Who Needs Maps? - S/t Petit flashback : avant de participer l'an dernier à un excellent split LP en compagnie d'Hiro, Who Needs Maps? livrait courant 2010 un album éponyme sorti quasi exclusivement en vinyle (une édition CD est parue en Russie via un label indé local) par le biais d'une flopée de structures parmi lesquels Impure Muzik, Ape Must Not Kill Ape Records ou Orchidescent. La recette était déjà à peu près la même que par là suite, bien qu'un peu moins maîtrisée, pourtant l'identité screamo-noisecore-punk du groupe est déjà clairement affirmée.
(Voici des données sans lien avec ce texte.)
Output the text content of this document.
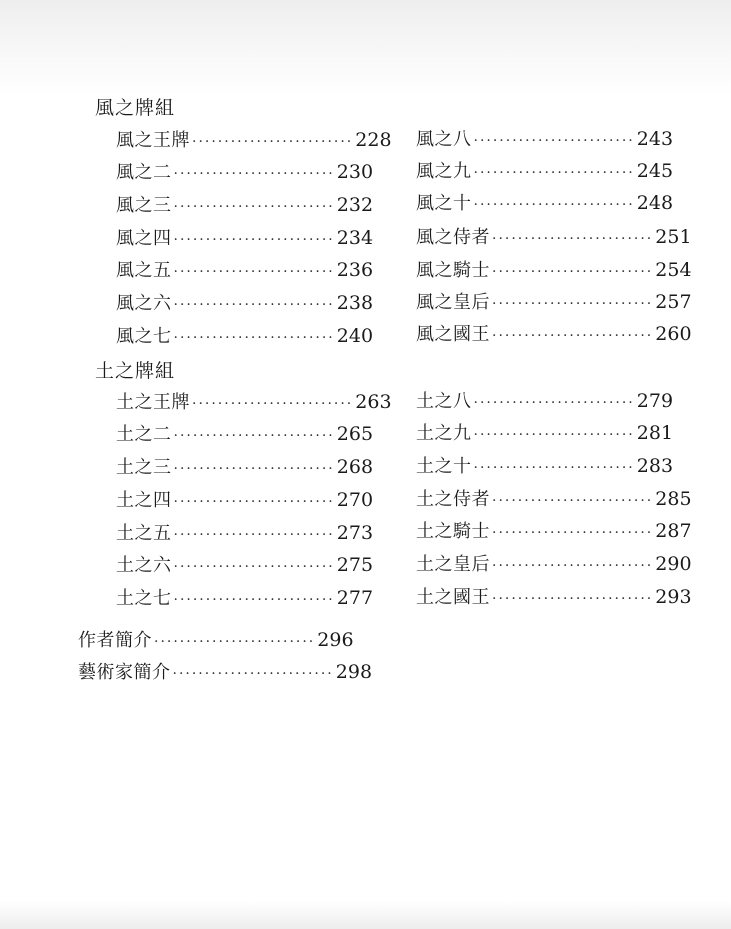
風之牌組
風之王牌 ························· 228
風之二 ························· 230
風之三 ························· 232
風之四 ························· 234
風之五 ························· 236
風之六 ························· 238
風之七 ························· 240
風之八 ························· 243
風之九 ························· 245
風之十 ························· 248
風之侍者 ························· 251
風之騎士 ························· 254
風之皇后 ························· 257
風之國王 ························· 260
土之牌組
土之王牌 ························· 263
土之二 ························· 265
土之三 ························· 268
土之四 ························· 270
土之五 ························· 273
土之六 ························· 275
土之七 ························· 277
土之八 ························· 279
土之九 ························· 281
土之十 ························· 283
土之侍者 ························· 285
土之騎士 ························· 287
土之皇后 ························· 290
土之國王 ························· 293
作者簡介 ························· 296
藝術家簡介 ························· 298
Mais ce premier album, venu après deux démos auto-produites, s'il possède déjà cette verve incandescente que l'on a pu trouver chez lui par la suite, manque encore un peu de corps, de limpidité dans l'écriture et pâti d'un léger manque d'efficacité dans son exécution.
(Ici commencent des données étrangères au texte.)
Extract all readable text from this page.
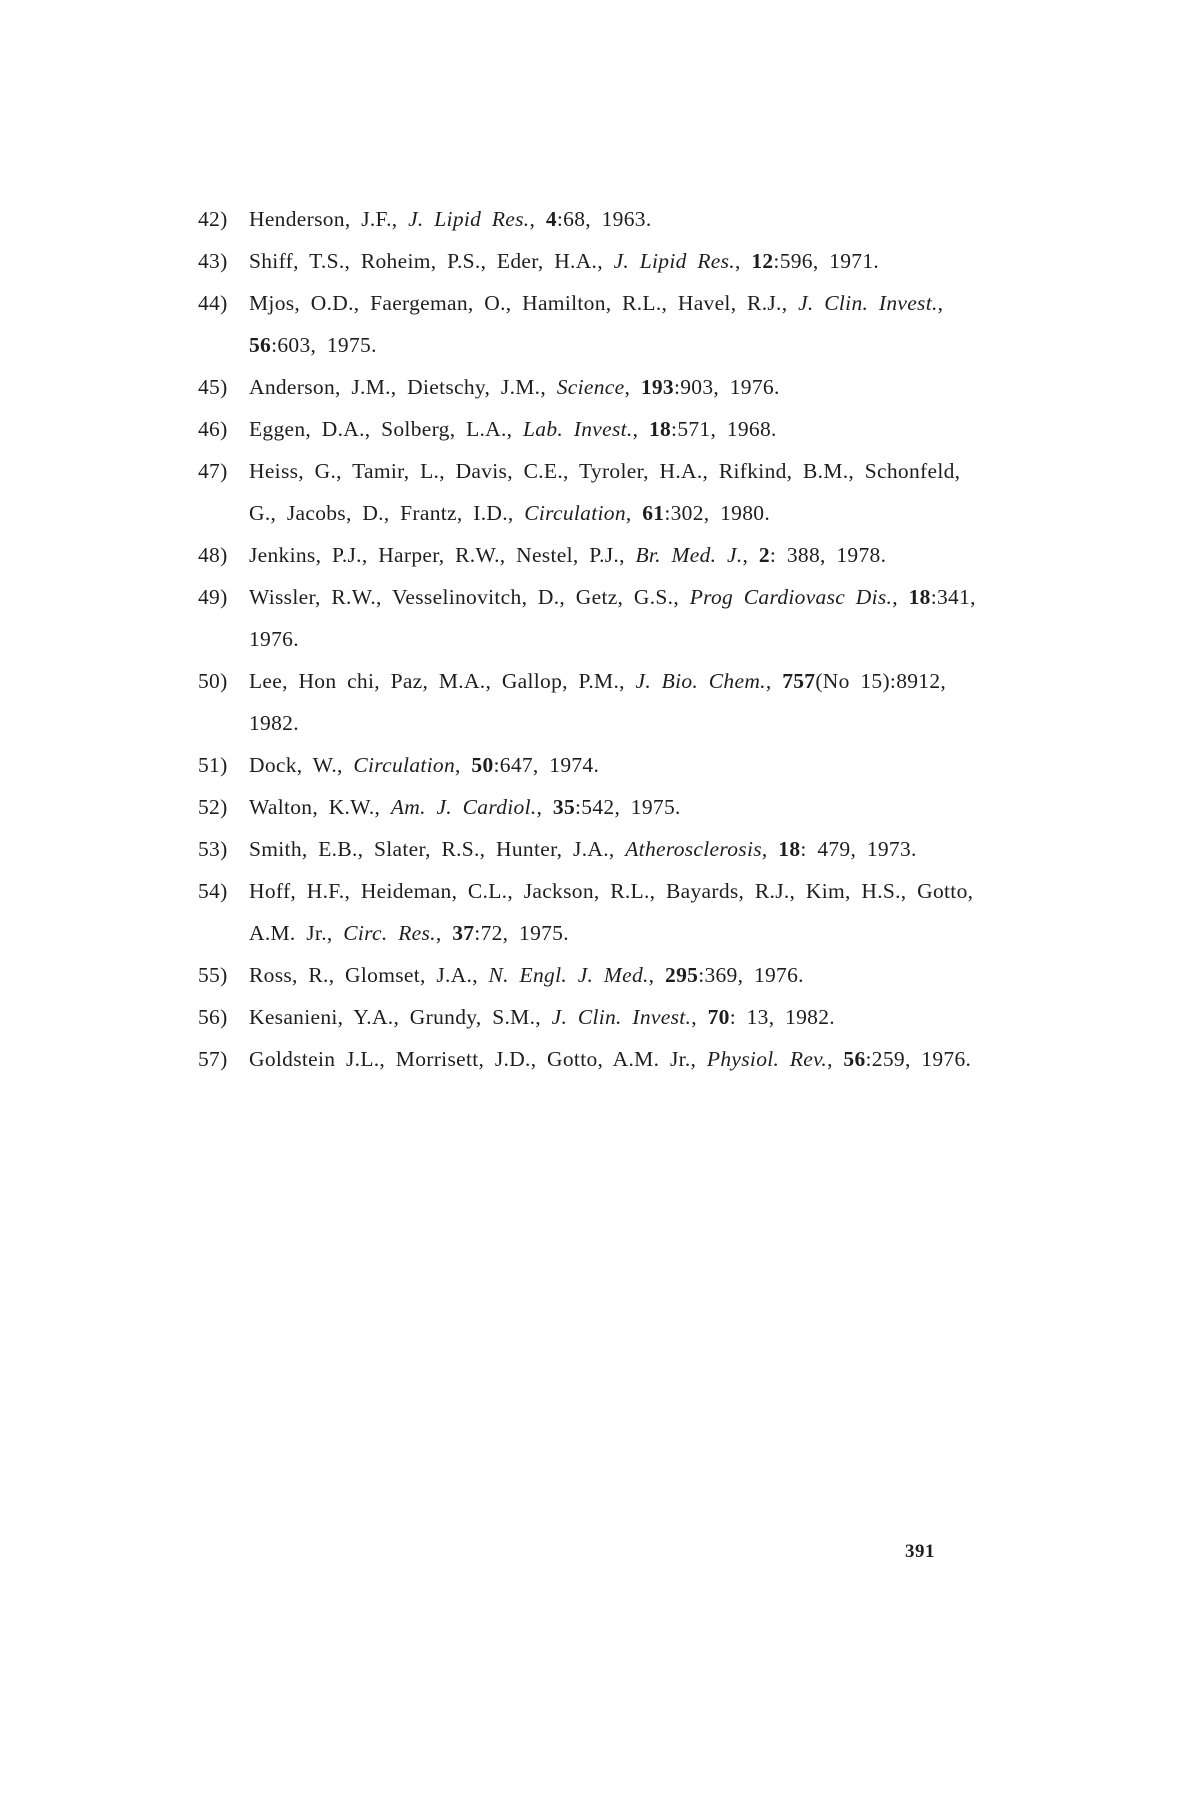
42) Henderson, J.F., J. Lipid Res., 4:68, 1963.

43) Shiff, T.S., Roheim, P.S., Eder, H.A., J. Lipid Res., 12:596, 1971.

44) Mjos, O.D., Faergeman, O., Hamilton, R.L., Havel, R.J., J. Clin. Invest., 56:603, 1975.

45) Anderson, J.M., Dietschy, J.M., Science, 193:903, 1976.

46) Eggen, D.A., Solberg, L.A., Lab. Invest., 18:571, 1968.

47) Heiss, G., Tamir, L., Davis, C.E., Tyroler, H.A., Rifkind, B.M., Schonfeld, G., Jacobs, D., Frantz, I.D., Circulation, 61:302, 1980.

48) Jenkins, P.J., Harper, R.W., Nestel, P.J., Br. Med. J., 2: 388, 1978.

49) Wissler, R.W., Vesselinovitch, D., Getz, G.S., Prog Cardiovasc Dis., 18:341, 1976.

50) Lee, Hon chi, Paz, M.A., Gallop, P.M., J. Bio. Chem., 757(No 15):8912, 1982.

51) Dock, W., Circulation, 50:647, 1974.

52) Walton, K.W., Am. J. Cardiol., 35:542, 1975.

53) Smith, E.B., Slater, R.S., Hunter, J.A., Atherosclerosis, 18: 479, 1973.

54) Hoff, H.F., Heideman, C.L., Jackson, R.L., Bayards, R.J., Kim, H.S., Gotto, A.M. Jr., Circ. Res., 37:72, 1975.

55) Ross, R., Glomset, J.A., N. Engl. J. Med., 295:369, 1976.

56) Kesanieni, Y.A., Grundy, S.M., J. Clin. Invest., 70: 13, 1982.

57) Goldstein J.L., Morrisett, J.D., Gotto, A.M. Jr., Physiol. Rev., 56:259, 1976.

391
Pourtant les huit morceaux qui le composent ne sont pas pour autant de vagues brouillons de ce que donnera la suite. Extrêmement ramassés, très crus en termes de rendu sonore et dans le même temps ouvertement punk dans l'esprit, ils poussent déjà le tensiomètre dans ses derniers retranchements pendant les quelques vingt-cinq minutes que dure l'album. Parfois imparfait mais plutôt très court, cet éponyme a l'avantage de servir de rampe de lancement pour ce que sera le futur de Who Needs Maps? et en même temps de donner un certain aperçu de ce que cela peut donner en live. L'avantage de ne pas tout mettre dans la production confère aux ex-Tan Case et Aguirre une qualité rare, celle de rendre à l'identique en concert ce que l'on écoute sur CD ou vinyle. Et ça ce n'est pas donné à tout le monde. Mais surtout, le groupe fait déjà parler cette propension à savoir faire gicler des titres aussi cinglants que ravageurs, des morceaux qui viennent gifler l'auditeur en même temps qu'ils affirment une certaine identité musicale : résolument DIY.